Garage Torsion Spring Replacement

Three years ago, I had purchased a new garage door and opener through Costco. A local contractor handled the installation. Other than the light bulb repeatedly getting loose, the door and opener worked flawlessly. I really like the new steel sectional garage door for two reasons:

  1. I didn’t have to worry if I parked too close to the garage door anymore. That’s a real problem with tilt up garage doors.
  2. When I was inside the garage, I no longer had to worry about the garage door whacking someone when it opened. Again, a problem with tilt up garage doors.
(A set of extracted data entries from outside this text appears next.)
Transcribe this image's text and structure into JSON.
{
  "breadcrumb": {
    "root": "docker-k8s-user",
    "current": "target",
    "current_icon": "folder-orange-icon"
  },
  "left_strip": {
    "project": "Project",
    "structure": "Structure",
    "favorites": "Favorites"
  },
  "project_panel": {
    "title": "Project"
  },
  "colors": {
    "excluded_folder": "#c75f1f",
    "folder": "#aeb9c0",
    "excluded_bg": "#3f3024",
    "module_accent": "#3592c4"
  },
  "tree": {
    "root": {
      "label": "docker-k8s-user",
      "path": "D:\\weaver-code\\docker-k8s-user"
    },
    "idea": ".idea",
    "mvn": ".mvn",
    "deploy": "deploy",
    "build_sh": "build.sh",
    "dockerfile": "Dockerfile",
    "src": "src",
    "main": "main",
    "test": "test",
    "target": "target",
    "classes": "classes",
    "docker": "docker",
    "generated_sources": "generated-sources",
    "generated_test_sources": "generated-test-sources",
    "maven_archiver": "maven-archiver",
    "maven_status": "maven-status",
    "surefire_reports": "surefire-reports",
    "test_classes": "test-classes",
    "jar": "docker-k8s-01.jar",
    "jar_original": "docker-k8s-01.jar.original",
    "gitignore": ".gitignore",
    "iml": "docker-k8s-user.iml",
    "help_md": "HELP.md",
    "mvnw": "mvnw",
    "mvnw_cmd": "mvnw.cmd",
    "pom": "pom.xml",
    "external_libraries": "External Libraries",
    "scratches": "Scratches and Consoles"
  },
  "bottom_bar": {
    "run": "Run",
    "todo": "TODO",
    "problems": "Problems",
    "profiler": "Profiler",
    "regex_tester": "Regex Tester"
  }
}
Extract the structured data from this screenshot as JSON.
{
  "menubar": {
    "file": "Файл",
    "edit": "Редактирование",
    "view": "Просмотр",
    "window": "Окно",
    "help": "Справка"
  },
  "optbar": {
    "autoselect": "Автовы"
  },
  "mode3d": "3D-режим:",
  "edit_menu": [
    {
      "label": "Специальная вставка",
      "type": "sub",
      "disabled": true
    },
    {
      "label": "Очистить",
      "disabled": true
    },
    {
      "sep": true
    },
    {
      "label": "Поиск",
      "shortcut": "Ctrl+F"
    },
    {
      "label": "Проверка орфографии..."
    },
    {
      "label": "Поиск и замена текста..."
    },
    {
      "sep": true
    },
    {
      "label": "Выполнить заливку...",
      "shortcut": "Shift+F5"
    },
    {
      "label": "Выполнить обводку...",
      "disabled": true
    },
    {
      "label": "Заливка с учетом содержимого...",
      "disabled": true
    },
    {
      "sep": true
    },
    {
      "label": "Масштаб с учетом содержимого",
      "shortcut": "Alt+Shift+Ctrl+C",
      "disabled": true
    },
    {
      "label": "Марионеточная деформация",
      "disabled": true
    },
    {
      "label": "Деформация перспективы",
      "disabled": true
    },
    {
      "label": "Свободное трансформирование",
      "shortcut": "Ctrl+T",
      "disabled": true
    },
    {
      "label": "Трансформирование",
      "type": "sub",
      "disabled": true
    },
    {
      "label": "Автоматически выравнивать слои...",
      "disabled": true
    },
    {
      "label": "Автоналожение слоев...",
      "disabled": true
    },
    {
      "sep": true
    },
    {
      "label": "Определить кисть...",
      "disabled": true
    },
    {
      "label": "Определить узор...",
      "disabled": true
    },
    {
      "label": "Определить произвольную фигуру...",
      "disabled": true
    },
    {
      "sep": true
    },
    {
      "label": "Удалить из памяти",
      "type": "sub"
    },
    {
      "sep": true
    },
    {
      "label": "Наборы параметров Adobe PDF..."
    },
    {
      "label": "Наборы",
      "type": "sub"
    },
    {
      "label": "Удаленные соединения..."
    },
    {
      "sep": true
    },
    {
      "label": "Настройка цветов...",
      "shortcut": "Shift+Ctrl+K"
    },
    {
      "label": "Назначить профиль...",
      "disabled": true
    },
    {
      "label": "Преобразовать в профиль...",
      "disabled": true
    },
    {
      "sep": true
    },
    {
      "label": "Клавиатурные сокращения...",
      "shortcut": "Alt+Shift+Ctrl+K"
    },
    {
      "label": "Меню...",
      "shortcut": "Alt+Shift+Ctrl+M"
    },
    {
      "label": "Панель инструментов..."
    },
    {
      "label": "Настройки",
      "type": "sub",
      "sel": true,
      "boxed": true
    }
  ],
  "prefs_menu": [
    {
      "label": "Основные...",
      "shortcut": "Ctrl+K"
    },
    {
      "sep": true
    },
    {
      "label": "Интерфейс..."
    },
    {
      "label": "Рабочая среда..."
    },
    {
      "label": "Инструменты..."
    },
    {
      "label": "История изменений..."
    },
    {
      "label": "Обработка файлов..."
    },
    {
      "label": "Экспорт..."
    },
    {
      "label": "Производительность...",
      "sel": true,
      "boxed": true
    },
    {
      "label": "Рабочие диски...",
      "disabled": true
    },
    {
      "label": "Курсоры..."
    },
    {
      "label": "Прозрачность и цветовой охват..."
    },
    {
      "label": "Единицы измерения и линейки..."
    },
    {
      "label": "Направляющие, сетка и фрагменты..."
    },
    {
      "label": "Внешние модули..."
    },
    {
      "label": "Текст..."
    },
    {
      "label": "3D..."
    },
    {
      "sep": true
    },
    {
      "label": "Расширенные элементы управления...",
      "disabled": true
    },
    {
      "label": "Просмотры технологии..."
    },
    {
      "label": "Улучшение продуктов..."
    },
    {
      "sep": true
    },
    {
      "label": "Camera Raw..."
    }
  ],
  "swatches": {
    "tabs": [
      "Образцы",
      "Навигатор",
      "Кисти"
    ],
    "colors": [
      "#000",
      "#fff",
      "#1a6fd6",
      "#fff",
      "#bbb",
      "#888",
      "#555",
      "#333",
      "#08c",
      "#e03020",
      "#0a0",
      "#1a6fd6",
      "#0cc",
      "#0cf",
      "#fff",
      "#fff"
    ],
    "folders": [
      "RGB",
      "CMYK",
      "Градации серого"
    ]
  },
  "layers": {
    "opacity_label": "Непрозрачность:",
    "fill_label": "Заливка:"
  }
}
Anyways, the honeymoon ended last night when one of the torsion springs broke. Ugh. At first, I wasn’t sure what was happening. The garage door would only open about 3 inches and then stop. It also could not completely close by itself. I ended pulling the release so that the garage door could slam shut. After some inspection, I discovered that one of the springs was broken. Now, I’ve fixed many an extension spring on tilt up garage doors before, but torsion springs were something new. I spotted this page on replacing torsion springs and it looked entirely unappealing. Anyways, I called one contractor who quoted me $239 to replace the one spring. Not sure if that was the after hours price or their regular price, but since I was in no hurry I waited until day break to call again. This time, I called Halcyon Overhead Doors in San Jose. $159 to replace one spring and $199 to replace both. Of course, I replaced both with high cycle torsion springs that should last 12-15 years. We’ll see how these perform, but a garage spring failing after three years? C’mon.